Matthew Gubens, MD, MS:
There was a clear EFS benefit for the patients who received SABR plus nivolumab vs SABR alone. An EFS event was defined as local or regional recurrence, distant metastasis, secondary lung malignancy, or death. This was true in both the per-protocol (4-year EFS: 77% vs 53%; HR: 0.38; 95% CI: 0.19-0.75; log-rank P = .004) and ITT (HR: 0.42; 95% CI: 0.22-0.80; log-rank P = .006) populations. 

I-SABR: 4-Year EFS by Subgroups

Matthew Gubens, MD, MS:
The EFS benefit with SABR plus nivolumab was seen among all relevant subgroups. However, there were several subgroups whose small size prevented HR estimates (including PD-L1 TPS ≥1%, squamous histology, never smokers, and performance status of 2). 

I-SABR: Safety

Matthew Gubens, MD, MS:
Safety signals were as expected with an ICI, especially considering the short course (only 4 cycles) given after radiation.

I-SABR: Pattern of Failure

Matthew Gubens, MD, MS:
In terms of pattern of failure, which is always important to evaluate in radiation studies, the local failure rate was lower with SABR plus nivolumab vs SABR alone.

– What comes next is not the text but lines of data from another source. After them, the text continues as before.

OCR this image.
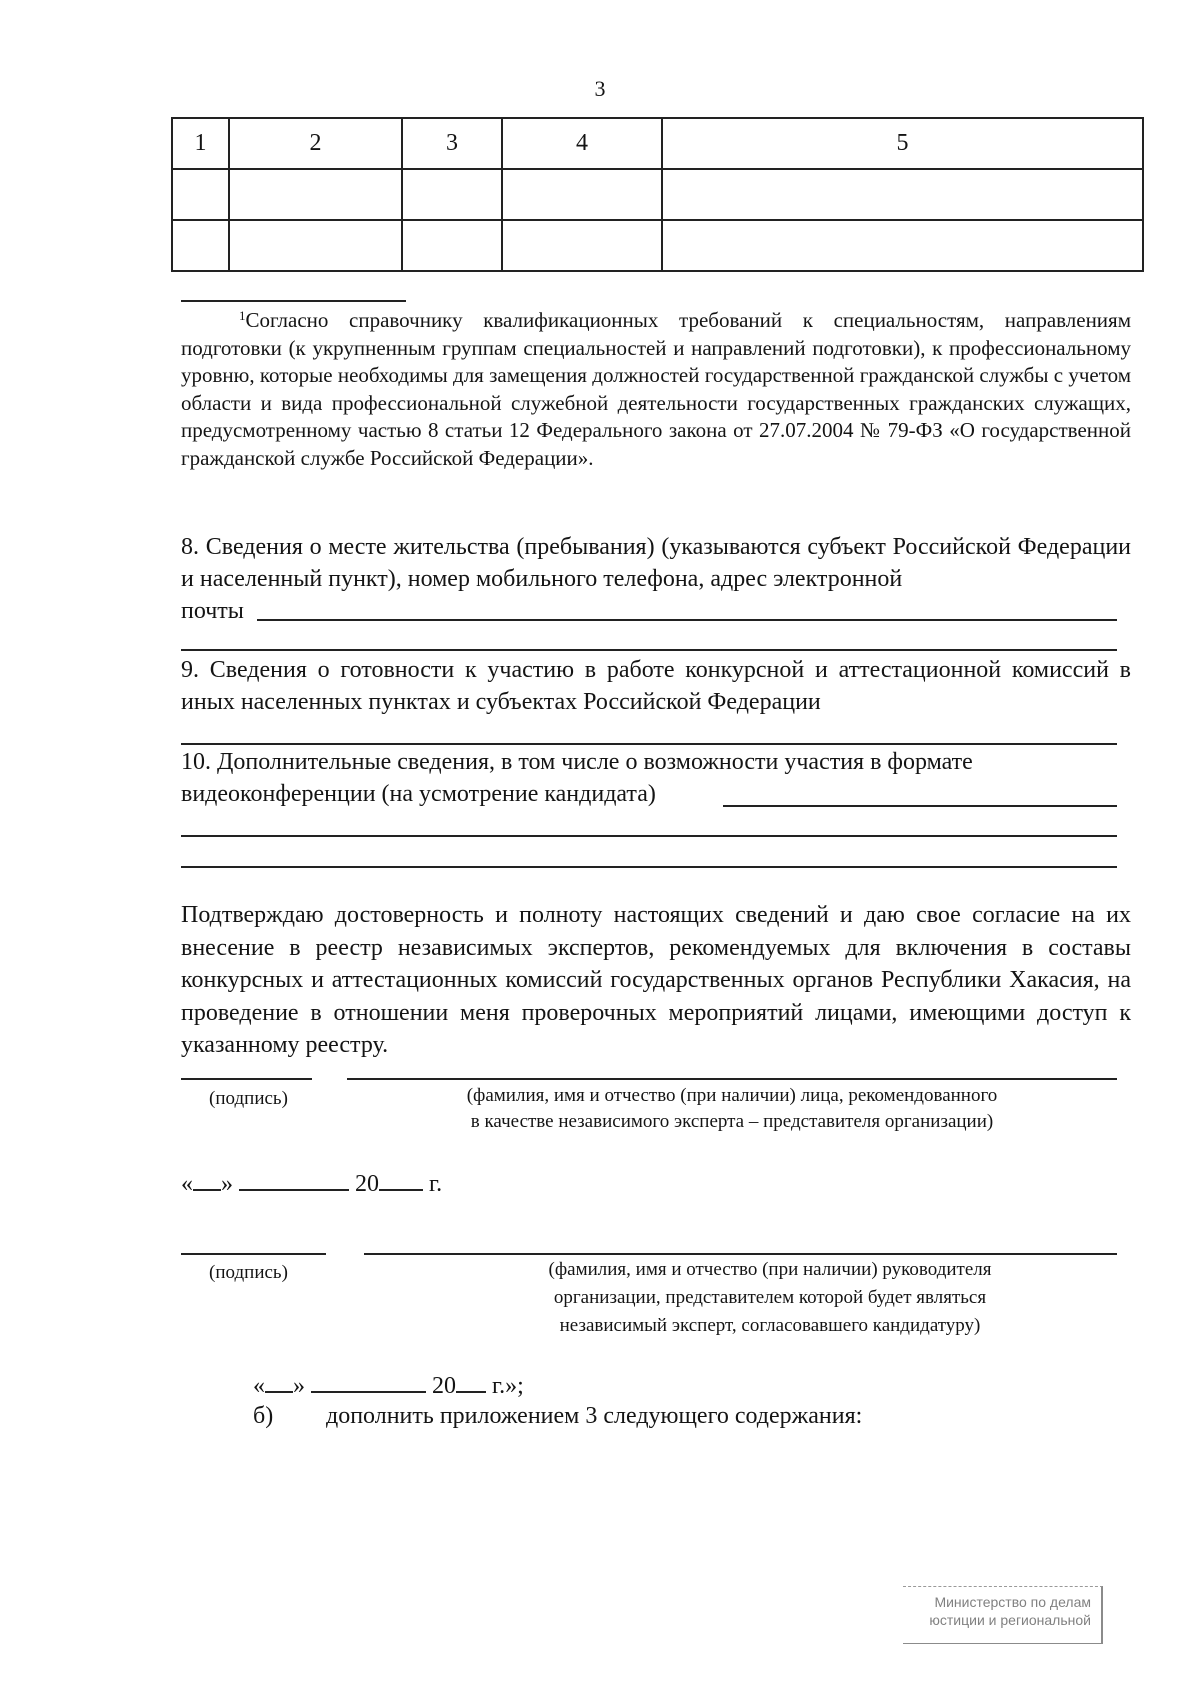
3
1	2	3	4	5

$^1$Согласно справочнику квалификационных требований к специальностям, направлениям подготовки (к укрупненным группам специальностей и направлений подготовки), к профессиональному уровню, которые необходимы для замещения должностей государственной гражданской службы с учетом области и вида профессиональной служебной деятельности государственных гражданских служащих, предусмотренному частью 8 статьи 12 Федерального закона от 27.07.2004 № 79-ФЗ «О государственной гражданской службе Российской Федерации».
8. Сведения о месте жительства (пребывания) (указываются субъект Российской Федерации и населенный пункт), номер мобильного телефона, адрес электронной
почты
9. Сведения о готовности к участию в работе конкурсной и аттестационной комиссий в иных населенных пунктах и субъектах Российской Федерации
10. Дополнительные сведения, в том числе о возможности участия в формате
видеоконференции (на усмотрение кандидата)
Подтверждаю достоверность и полноту настоящих сведений и даю свое согласие на их внесение в реестр независимых экспертов, рекомендуемых для включения в составы конкурсных и аттестационных комиссий государственных органов Республики Хакасия, на проведение в отношении меня проверочных мероприятий лицами, имеющими доступ к указанному реестру.
(подпись)	(фамилия, имя и отчество (при наличии) лица, рекомендованного
в качестве независимого эксперта – представителя организации)
« »	20 г.
(подпись)	(фамилия, имя и отчество (при наличии) руководителя
организации, представителем которой будет являться
независимый эксперт, согласовавшего кандидатуру)
« »	20 г.»;
б) дополнить приложением 3 следующего содержания:
Министерство по делам
юстиции и региональной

However, these numbers are fairly small, and it will be important as these data mature to see where the pattern of failure finally occurs. But on the whole, this was a positive study.

I-SABR: Clinical Implications

Matthew Gubens, MD, MS:
Dr Yu, what did you think about these data?

Helena Yu, MD:
Although unsurprising, it was very encouraging to see a convincing benefit of adding nivolumab to radiation therapy in very early-stage disease. These data fit well with what we already know about the benefit of IO in resectable early-stage disease, as described above, and concurrent to chemoradiation for more locally advanced disease. We are getting to the point where all patients with early-stage NSCLC without driver mutations likely will receive some amount of IO.

It will be important to validate these results in a broader patient and practitioner population, and several phase III trials evaluating IO plus stereotactic body radiotherapy for stage I or II NSCLC are accruing (eg, KEYNOTE-867 [NCT03924869], PACIFIC-4 [NCT03833154], and SWOG S1914 [NCT04214262]).

Matthew Gubens, MD, MS:
I agree. Showing that there might be benefit with IO even for those really small tumors is important—it is encouraging to see that we potentially can go for an improved cure rate even in very early-stage disease.